The second type of user configuration is "design failure"; where (due
to bad design) the user is forced to tell software something, and the
system can't work properly until/unless the user has been hassled. In
all cases this sort of configuration is bad. Unfortunately, in a lot
of cases it's unavoidable because the design failure was made by
someone else. An example of this is the keyboard layout for PS/2
keyboards - software can't autodetect the keyboard layout due to
design failures made by IBM several decades ago. Another example is
figuring out if the firmware's time is UTC or local time (and which
time zone).

The goal is to minimise the total amount of "design failure
configuration" for the system as a whole (not for any specific OS, or
any specific piece of software). For an example, it'd probably be
better if the firmware told all OSs which keyboard layout to use and
if the user told the firmware which keyboard layout (so the user only
needs to be hassled once when setting up the firmware, and not each
time they install any OS). The same could be done with the time - the
real time clock hardware could've been "always UTC" and maybe there
could've been a "time zone" firmware setting. In both of these cases
you're looking at "cascading design failure" - the original failure
caused by the design of the hardware, with a secondary failure caused
by the design of the firmware.

One way to minimise "design failure configuration" is the use of known
defaults for the expected case. For example, rather than the user
being forced to tell software that the real time clock is UTC or local
time, it might be reasonable for software to assume the clock is set
to UTC unless the user tells it otherwise. That way, if most computers
do use UTC then most users don't need to configure it.

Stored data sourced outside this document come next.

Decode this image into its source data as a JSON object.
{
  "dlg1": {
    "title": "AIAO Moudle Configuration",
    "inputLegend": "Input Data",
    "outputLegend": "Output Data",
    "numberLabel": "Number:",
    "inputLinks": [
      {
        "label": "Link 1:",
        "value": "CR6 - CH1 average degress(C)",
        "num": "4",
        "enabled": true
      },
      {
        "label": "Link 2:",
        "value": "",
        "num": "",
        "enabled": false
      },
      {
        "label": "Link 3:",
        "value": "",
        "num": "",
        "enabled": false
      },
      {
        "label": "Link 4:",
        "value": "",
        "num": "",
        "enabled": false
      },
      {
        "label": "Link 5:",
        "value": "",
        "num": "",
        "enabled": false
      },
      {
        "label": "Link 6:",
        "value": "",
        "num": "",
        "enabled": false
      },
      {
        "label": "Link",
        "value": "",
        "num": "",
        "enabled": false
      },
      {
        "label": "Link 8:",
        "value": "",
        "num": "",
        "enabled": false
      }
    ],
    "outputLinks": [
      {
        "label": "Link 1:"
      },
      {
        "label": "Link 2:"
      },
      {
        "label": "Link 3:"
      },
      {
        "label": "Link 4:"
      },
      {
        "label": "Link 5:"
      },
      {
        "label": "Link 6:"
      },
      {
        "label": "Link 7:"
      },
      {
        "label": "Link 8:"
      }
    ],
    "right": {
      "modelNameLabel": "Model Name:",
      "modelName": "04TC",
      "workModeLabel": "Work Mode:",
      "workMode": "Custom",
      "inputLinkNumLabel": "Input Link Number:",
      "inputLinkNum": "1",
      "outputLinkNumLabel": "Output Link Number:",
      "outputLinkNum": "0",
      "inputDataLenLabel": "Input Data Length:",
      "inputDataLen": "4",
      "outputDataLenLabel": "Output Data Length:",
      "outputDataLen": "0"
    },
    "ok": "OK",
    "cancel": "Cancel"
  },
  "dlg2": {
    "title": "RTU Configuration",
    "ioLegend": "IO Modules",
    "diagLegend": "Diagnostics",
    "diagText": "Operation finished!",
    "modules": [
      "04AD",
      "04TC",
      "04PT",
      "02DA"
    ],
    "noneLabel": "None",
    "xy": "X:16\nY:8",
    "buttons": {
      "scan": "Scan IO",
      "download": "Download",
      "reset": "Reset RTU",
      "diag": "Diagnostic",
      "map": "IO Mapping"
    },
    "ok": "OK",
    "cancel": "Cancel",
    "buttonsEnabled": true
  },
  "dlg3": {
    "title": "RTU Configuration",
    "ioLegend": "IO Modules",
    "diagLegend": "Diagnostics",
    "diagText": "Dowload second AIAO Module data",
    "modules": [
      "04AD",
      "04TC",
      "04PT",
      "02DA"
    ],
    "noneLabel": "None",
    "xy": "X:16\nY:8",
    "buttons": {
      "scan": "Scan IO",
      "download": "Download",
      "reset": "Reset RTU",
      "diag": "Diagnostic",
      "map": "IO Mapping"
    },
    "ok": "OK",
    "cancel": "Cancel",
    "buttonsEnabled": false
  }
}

Now, let's consider a potential scenario. Someone writes a multi-boot
compliant OS called "FooBarOS" (where "multi-boot compliant" does NOT
mean "complaint with some specific version of GRUB" - it means it
should work on any boot loader that supports multi-boot, whether it's
GRUB or not). Someone else puts "FooBarOS" onto a bootable CD, along
with GRUB and 3 other OSs (and a pretty menu, so the user can easily
choose which OS they'd like to boot/install). A normal user downloads
an image of this bootable CD from the internet and burns it onto a CD,
then tries to boot "FooBarOS". "FooBarOS" starts but realises it can't
talk to the user using the normal (video or serial) method or has some
other problem before it's able to use the normal method.

In this case, what does the author of "FooBarOS" do? Do they make
"FooBarOS" ask the user (how??) if it is allowed to return some sort
of error code to the boot loader? Do they use kernel parameters and
hope the person who made the bootable CD knows enough (and cares
enough) to get it right? Do they assume the OS can return to the boot
loader with an error code and then blame someone else when their OS
tries to return to the boot loader and crashes? Wouldn't it be nice to
avoid the "design failure configuration" entirely, and just make the
boot loader tell the OS if the OS is able to return to the boot loader
or not?

What about the PC speaker -  can "FooBarOS" ask the user (how??) if it
can/should use the PC speaker; or does the author of "FooBarOS" use
some sort of configuration and let whoever made the CD stuff it up; or
do they assume that the PC speaker can be used (even if the people who
make the bootable CD are using the CD as a free promotional thing
that's supplied with a range of computers that don't have a PC

For the PC speaker, the boot loader itself may not know if the
computer supports a PC speaker or not - it's unavoidable "design
failure configuration". However, the "design failure configuration"
can be minimised - you could rely on the boot loader's default (so
that most of the time nobody needs to configure anything), and if some
sort of "don't use the PC speaker" setting must be made then it only
needs to be made once for all of the OSs on the CD, not once for each
OS (and not each time any of the OSs are booted).